Síndrome de Stendhal

Hoy es uno de esos días en los que necesito escribir, simplemente para no olvidar. Para que este día no se desvanezca. Porque lo que no se escribe, se olvida. Como tantos días en esa incesante sucesión de mañanas, tardes y noches, que hacen que todos los días parezcan iguales. Pero no lo son, no son iguales.

Escribo desde Florencia, desde la terraza del Westin Excelsior. Con un Negroni en la mesa, en honor al Luigi de 2004 y a todos los advenedizos que vinieron después. En aquella época lejana, borrosa, de la que no recuerdo casi nada, creo que también pasé por Florencia, pero mi memoria no retiene nada de entonces. Me frustra tantas cosas vividas de las que no queda ni un mísero recuerdo en la memoria, por más que busques: vacío. Por eso, hoy no quería volver a caer en la misma trampa de desidia y, en un esfuerzo desesperado por crear recuerdos, me puse ‘Bird’ de Charlie Parker en los auriculares y me eché a andar por la orilla del Arno, en esta ciudad maravillosa, en la que me dice la Wikipedia que convivieron -quizá hasta se cruzaron por la calle- Leonardo, Michelangelo, Dante y Botticelli, entre muchos otros.
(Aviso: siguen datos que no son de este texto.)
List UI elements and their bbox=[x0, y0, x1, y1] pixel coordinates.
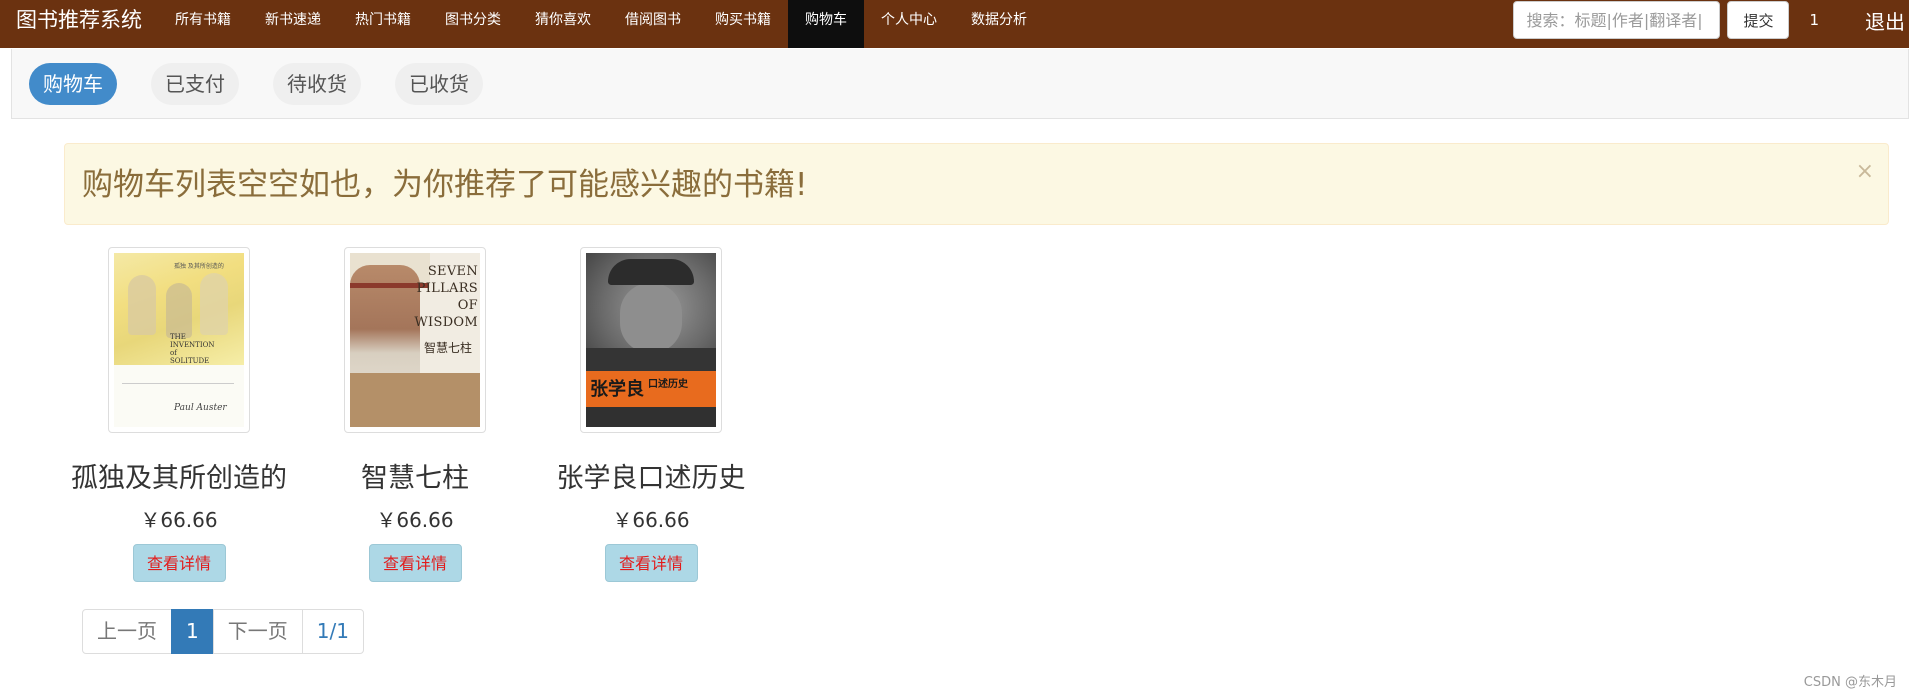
watermark: CSDN @东木月 bbox=[1803, 675, 1897, 690]
book-title: 智慧七柱 bbox=[361, 463, 469, 494]
pagination: 上一页 1 下一页 1/1 bbox=[82, 609, 364, 654]
brand-title[interactable]: 图书推荐系统 bbox=[0, 0, 158, 40]
cover-text: THE INVENTION of SOLITUDE bbox=[170, 333, 215, 365]
cover-text: SEVEN PILLARS OF WISDOM bbox=[414, 264, 478, 330]
book-price: ￥66.66 bbox=[376, 508, 454, 532]
cover-text: 智慧七柱 bbox=[423, 341, 472, 355]
search-submit-button[interactable]: 提交 bbox=[1727, 1, 1790, 39]
cover-text: 张学良 bbox=[590, 379, 644, 400]
pagination-total[interactable]: 1/1 bbox=[301, 609, 364, 654]
pagination-next[interactable]: 下一页 bbox=[212, 609, 303, 654]
pagination-current-page[interactable]: 1 bbox=[171, 609, 214, 654]
book-title: 张学良口述历史 bbox=[556, 463, 746, 494]
nav-item-guess-you-like[interactable]: 猜你喜欢 bbox=[518, 0, 608, 48]
pagination-prev[interactable]: 上一页 bbox=[82, 609, 172, 654]
nav-item-borrow-books[interactable]: 借阅图书 bbox=[608, 0, 698, 48]
tab-received[interactable]: 已收货 bbox=[395, 62, 483, 105]
close-icon[interactable]: × bbox=[1856, 144, 1874, 200]
tab-paid[interactable]: 已支付 bbox=[151, 62, 239, 105]
book-cover-image: 孤独 及其所创造的 THE INVENTION of SOLITUDE Paul… bbox=[114, 253, 244, 427]
tab-cart[interactable]: 购物车 bbox=[29, 62, 117, 105]
tab-awaiting-delivery[interactable]: 待收货 bbox=[273, 62, 361, 105]
top-navbar: 图书推荐系统 所有书籍 新书速递 热门书籍 图书分类 猜你喜欢 借阅图书 购买书… bbox=[0, 0, 1909, 48]
nav-item-cart[interactable]: 购物车 bbox=[788, 0, 864, 48]
view-details-button[interactable]: 查看详情 bbox=[368, 544, 462, 582]
search-input[interactable] bbox=[1513, 1, 1721, 39]
nav-item-profile[interactable]: 个人中心 bbox=[864, 0, 954, 48]
nav-menu: 所有书籍 新书速递 热门书籍 图书分类 猜你喜欢 借阅图书 购买书籍 购物车 个… bbox=[158, 0, 1044, 48]
nav-item-new-books[interactable]: 新书速递 bbox=[248, 0, 338, 48]
book-cover-frame[interactable]: 张学良 口述历史 bbox=[580, 247, 722, 433]
view-details-button[interactable]: 查看详情 bbox=[132, 544, 226, 582]
cover-text: 口述历史 bbox=[648, 379, 688, 390]
book-price: ￥66.66 bbox=[612, 508, 690, 532]
nav-item-all-books[interactable]: 所有书籍 bbox=[158, 0, 248, 48]
book-price: ￥66.66 bbox=[140, 508, 218, 532]
order-status-tabs: 购物车 已支付 待收货 已收货 bbox=[11, 49, 1909, 119]
logout-link[interactable]: 退出 bbox=[1865, 6, 1905, 35]
book-cover-image: SEVEN PILLARS OF WISDOM 智慧七柱 bbox=[350, 253, 480, 427]
user-indicator[interactable]: 1 bbox=[1809, 11, 1819, 29]
book-cover-frame[interactable]: SEVEN PILLARS OF WISDOM 智慧七柱 bbox=[344, 247, 486, 433]
book-card: SEVEN PILLARS OF WISDOM 智慧七柱 智慧七柱 ￥66.66… bbox=[300, 247, 530, 582]
nav-right-group: 提交 1 退出 bbox=[1513, 0, 1909, 48]
alert-message: 购物车列表空空如也，为你推荐了可能感兴趣的书籍! bbox=[82, 167, 808, 203]
nav-item-buy-books[interactable]: 购买书籍 bbox=[698, 0, 788, 48]
view-details-button[interactable]: 查看详情 bbox=[604, 544, 698, 582]
book-card: 孤独 及其所创造的 THE INVENTION of SOLITUDE Paul… bbox=[64, 247, 294, 582]
book-cover-frame[interactable]: 孤独 及其所创造的 THE INVENTION of SOLITUDE Paul… bbox=[108, 247, 250, 433]
nav-item-hot-books[interactable]: 热门书籍 bbox=[338, 0, 428, 48]
cover-text: 孤独 及其所创造的 bbox=[174, 263, 224, 270]
empty-cart-alert: 购物车列表空空如也，为你推荐了可能感兴趣的书籍! × bbox=[64, 143, 1889, 225]
cover-signature: Paul Auster bbox=[174, 403, 227, 413]
book-title: 孤独及其所创造的 bbox=[71, 463, 287, 494]
nav-item-categories[interactable]: 图书分类 bbox=[428, 0, 518, 48]
nav-item-data-analysis[interactable]: 数据分析 bbox=[954, 0, 1044, 48]
book-card: 张学良 口述历史 张学良口述历史 ￥66.66 查看详情 bbox=[536, 247, 766, 582]
book-cover-image: 张学良 口述历史 bbox=[586, 253, 716, 427]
El jazz es la música perfecta para que el paseo me haga sentir como en una película de Woody Allen en su época europea, una manera perfecta de reflexionar mientras cruzo el Ponte Vecchio sobre esas personas que ya no están, y en las que están, pero como si no estuvieran. Me vienen a la cabeza rostros, ojos, labios, conversaciones a medias y daría lo que fuera por sentarme a tomar un Spritz con algunas de ellas mientras cae el sol por los Apeninos. Fantasmas de la memoria a los que les sentaría muy bien un poco del amargo Aperol.

En la terraza, tengo en frente a una joven americana, ruidosa, morena que sería atractiva si no fuera porque soy capaz de entender su conversación banal llena de todos los clichés posibles que parecen importarle tan poco a Tracey de Colorado como a mí: ‘Me encantaría aprender italiano, las clases van bien, son todos tan guapos, pero taaaaan pesados’. Todo dicho en voz aguda y estridente. En la mesa del fondo, un señor con aire a John Malkovich, unos 5 o 10 años mayor que yo, vestido con un suéter de cuello de pico negro. Harto de todo parece decidir unirse en lugar de rendirse, saca su móvil para otra videollamada. Quizá para sentirse más integrado. No lo sé, no me importa. Todos enfocando sus cámaras al atardecer, presumiendo de paisaje. Yo hago esfuerzos por no coger mi móvil, pero quisiera recordar esta sensación. Dicen que la felicidad es querer estar aquí y ahora, y con la gente que estás. Yo estoy solo, deliberadamente solo, pero de verdad que no cambiaría este momento por muchas otras cosas en este instante. En Florencia, a 18 grados a finales de enero, con la calma que da la soledad consciente y saber que nadie me espera. Soledad elegida. Porque podría haber volado mañana; la conferencia no empieza hasta el lunes, pero tenía ganas de 24 horas solo en Italia. Hotel de 5*, libros atrasados y la firme promesa de sacarme de encima esas ganas de escribir. Esa necesidad imperiosa de enfrentarme a mí en este teclado, porque lo que no se escribe, no se recuerda y yo -desde que nació Brunettino- no soy capaz de darle al pause para poner por escrito este torrente de emociones. Porque echo mucho de menos escribir, convertir ideas en palabras y elegir, con mayor o menor éxito, la siguiente idea a desarrollar. Disfrutando de los recovecos a donde nos acaba llevando este pensarmiento sin estructura.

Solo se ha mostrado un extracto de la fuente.